If we combine the domains to surface cross-domain information, we need some way to filter the answers it gives so that sensitive data doesn’t leak into the wrong domains. These features are relatively new but available from hyperscale and specialist vendors.

It is wise to provide a defence-in-depth approach. Take precautions to ensure that only non-sensitive data enters the embedding model and then via this, the vector store. The vector store contains all the embeddings of any data we included, and this is what the language model will query.

Filtered Data

If we don’t allow sensitive data to enter the model environment to start with, we can be confident it won’t be returned to the users. When we prepare our data for inclusion into the embeddings, we should make sure that our metadata is consistent and of good quality. We then use the metadata to include or exclude data from the embeddings. This isn’t a new problem. Our data should be classified in terms of its sensitivity (public, sensitive, classified, secret), labelled, catalogued, and owned/curated.

We should also think about filtering at the front end. It is possible that by combining data we can create something sensitive from less sensitive sources. For instance, there might be enough data combined from HR and Finance to identify individuals which might contravene GDPR. We may also want to make sure that there’s no card or bank details, or that there is no inappropriate language in the response.

Be prepared

AI, Generative AI, machine learning, and all the other terms are about deriving value from data. To be able to deliver that value, we need to be on the front foot with our data management.
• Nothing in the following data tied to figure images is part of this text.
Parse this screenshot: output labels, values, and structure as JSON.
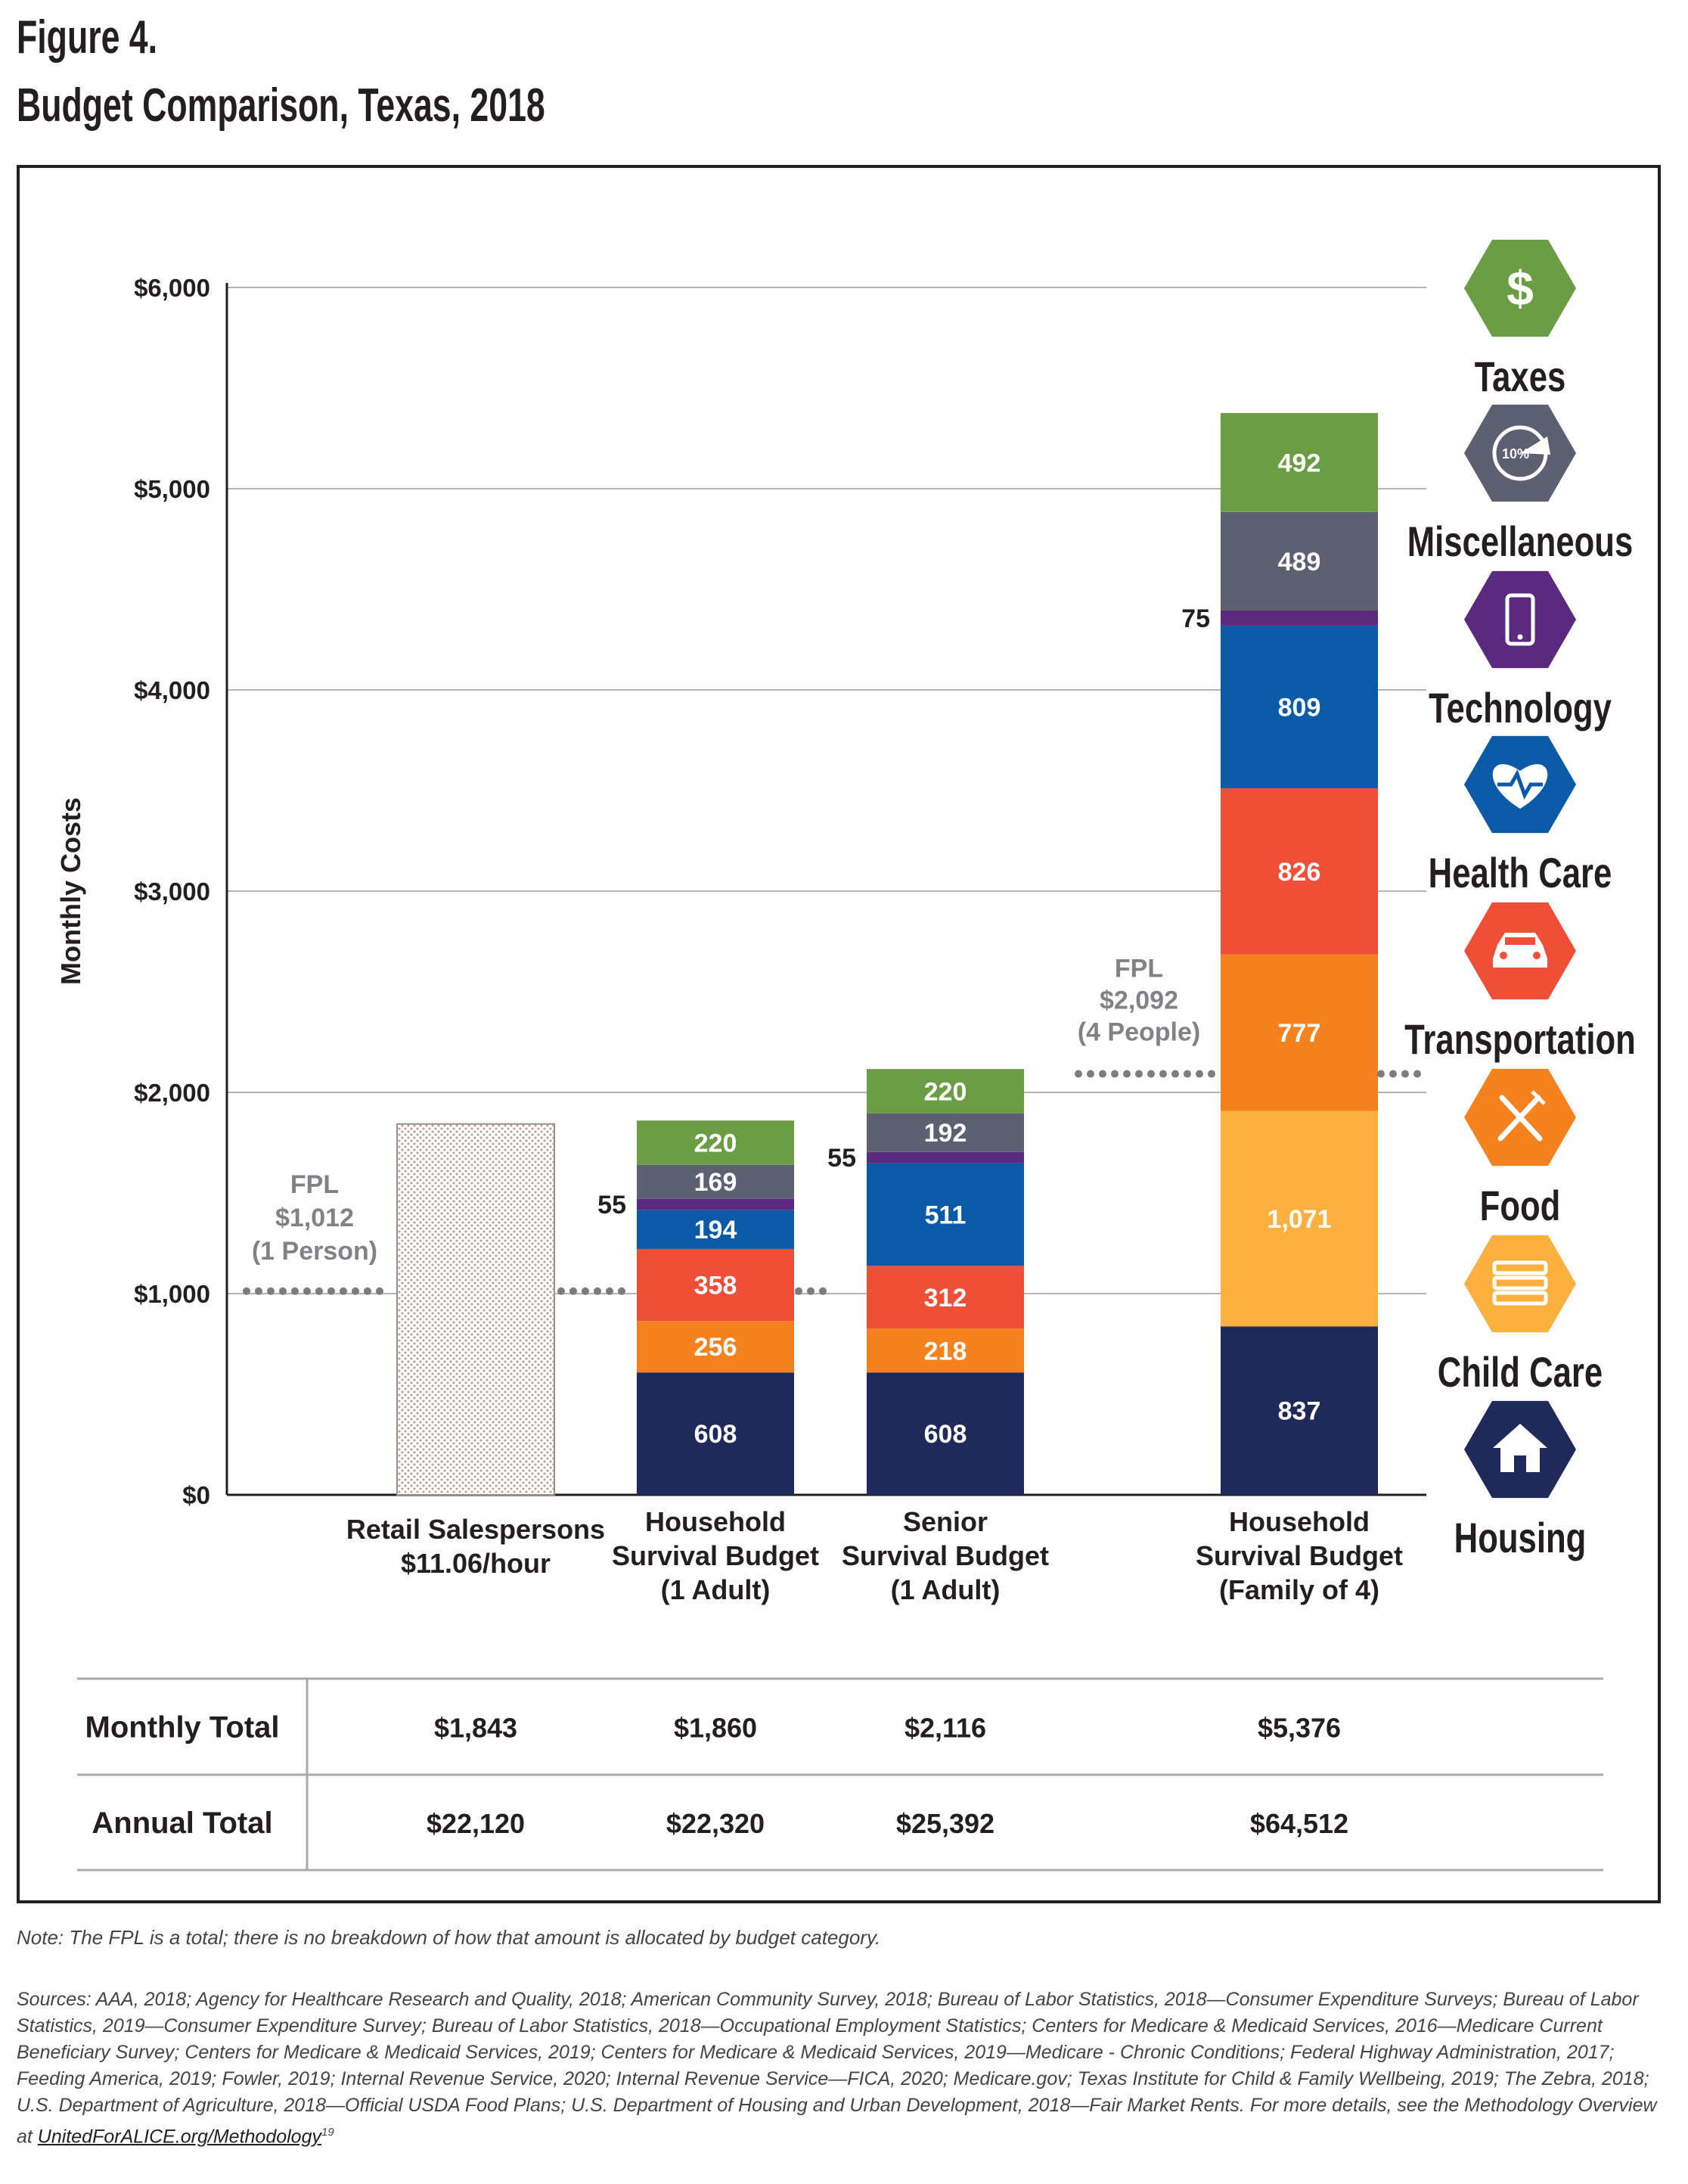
{
  "figure_number": "Figure 4.",
  "title": "Budget Comparison, Texas, 2018",
  "chart_data": {
    "type": "bar",
    "stacked": true,
    "title": "Budget Comparison, Texas, 2018",
    "ylabel": "Monthly Costs",
    "ylim": [
      0,
      6000
    ],
    "yticks": [
      0,
      1000,
      2000,
      3000,
      4000,
      5000,
      6000
    ],
    "ytick_labels": [
      "$0",
      "$1,000",
      "$2,000",
      "$3,000",
      "$4,000",
      "$5,000",
      "$6,000"
    ],
    "grid": true,
    "categories": [
      [
        "Retail Salespersons",
        "$11.06/hour"
      ],
      [
        "Household",
        "Survival Budget",
        "(1 Adult)"
      ],
      [
        "Senior",
        "Survival Budget",
        "(1 Adult)"
      ],
      [
        "Household",
        "Survival Budget",
        "(Family of 4)"
      ]
    ],
    "wage_bar": {
      "category": 0,
      "value": 1843
    },
    "series": [
      {
        "name": "Housing",
        "color": "#1f2a5a",
        "values": [
          null,
          608,
          608,
          837
        ],
        "labels": [
          "",
          "608",
          "608",
          "837"
        ]
      },
      {
        "name": "Child Care",
        "color": "#fbb040",
        "values": [
          null,
          0,
          0,
          1071
        ],
        "labels": [
          "",
          "",
          "",
          "1,071"
        ]
      },
      {
        "name": "Food",
        "color": "#f5821f",
        "values": [
          null,
          256,
          218,
          777
        ],
        "labels": [
          "",
          "256",
          "218",
          "777"
        ]
      },
      {
        "name": "Transportation",
        "color": "#ef4e37",
        "values": [
          null,
          358,
          312,
          826
        ],
        "labels": [
          "",
          "358",
          "312",
          "826"
        ]
      },
      {
        "name": "Health Care",
        "color": "#0b5aa8",
        "values": [
          null,
          194,
          511,
          809
        ],
        "labels": [
          "",
          "194",
          "511",
          "809"
        ]
      },
      {
        "name": "Technology",
        "color": "#5b2a7e",
        "values": [
          null,
          55,
          55,
          75
        ],
        "labels": [
          "",
          "55",
          "55",
          "75"
        ]
      },
      {
        "name": "Miscellaneous",
        "color": "#5c6070",
        "values": [
          null,
          169,
          192,
          489
        ],
        "labels": [
          "",
          "169",
          "192",
          "489"
        ]
      },
      {
        "name": "Taxes",
        "color": "#6b9d45",
        "values": [
          null,
          220,
          220,
          492
        ],
        "labels": [
          "",
          "220",
          "220",
          "492"
        ]
      }
    ],
    "fpl_lines": [
      {
        "label_lines": [
          "FPL",
          "$1,012",
          "(1 Person)"
        ],
        "value": 1012
      },
      {
        "label_lines": [
          "FPL",
          "$2,092",
          "(4 People)"
        ],
        "value": 2092
      }
    ],
    "legend": {
      "placement": "right",
      "items": [
        {
          "name": "Taxes",
          "color": "#6b9d45",
          "icon": "dollar-icon"
        },
        {
          "name": "Miscellaneous",
          "color": "#5c6070",
          "icon": "percent-gauge-icon"
        },
        {
          "name": "Technology",
          "color": "#5b2a7e",
          "icon": "smartphone-icon"
        },
        {
          "name": "Health Care",
          "color": "#0b5aa8",
          "icon": "heartbeat-icon"
        },
        {
          "name": "Transportation",
          "color": "#ef4e37",
          "icon": "car-icon"
        },
        {
          "name": "Food",
          "color": "#f5821f",
          "icon": "fork-knife-icon"
        },
        {
          "name": "Child Care",
          "color": "#fbb040",
          "icon": "books-icon"
        },
        {
          "name": "Housing",
          "color": "#1f2a5a",
          "icon": "house-icon"
        }
      ],
      "icon_text": "10%",
      "dollar_symbol": "$"
    },
    "table": {
      "rows": [
        {
          "label": "Monthly Total",
          "values": [
            "$1,843",
            "$1,860",
            "$2,116",
            "$5,376"
          ]
        },
        {
          "label": "Annual Total",
          "values": [
            "$22,120",
            "$22,320",
            "$25,392",
            "$64,512"
          ]
        }
      ]
    }
  },
  "note": "Note: The FPL is a total; there is no breakdown of how that amount is allocated by budget category.",
  "sources": {
    "text": "Sources: AAA, 2018; Agency for Healthcare Research and Quality, 2018; American Community Survey, 2018; Bureau of Labor Statistics, 2018—Consumer Expenditure Surveys; Bureau of Labor Statistics, 2019—Consumer Expenditure Survey; Bureau of Labor Statistics, 2018—Occupational Employment Statistics; Centers for Medicare & Medicaid Services, 2016—Medicare Current Beneficiary Survey; Centers for Medicare & Medicaid Services, 2019; Centers for Medicare & Medicaid Services, 2019—Medicare - Chronic Conditions; Federal Highway Administration, 2017; Feeding America, 2019; Fowler, 2019; Internal Revenue Service, 2020; Internal Revenue Service—FICA, 2020; Medicare.gov; Texas Institute for Child & Family Wellbeing, 2019; The Zebra, 2018; U.S. Department of Agriculture, 2018—Official USDA Food Plans; U.S. Department of Housing and Urban Development, 2018—Fair Market Rents. For more details, see the Methodology Overview at ",
    "link": "UnitedForALICE.org/Methodology",
    "footnote": "19"
  }
}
If we assume that we will use generative AI (and given the amount of press coverage and investment that is a fair assumption), then we should start preparing our data now.

Start by cataloguing your data to know what data you have, who owns it, what it contains. Then start to prepare that data. Make sure it is classified for its sensitivity. Clean up the metadata and ensure that it is consistent and good quality. Have a standard for metadata descriptions.

Think about where your data is and how the models will access it. What format is the data in, databases, flat files, or something else? How will the models connect to it and consume it?

Lastly, map the security domains for your data. Will domains be breached or combined? How will data be filtered across those domains?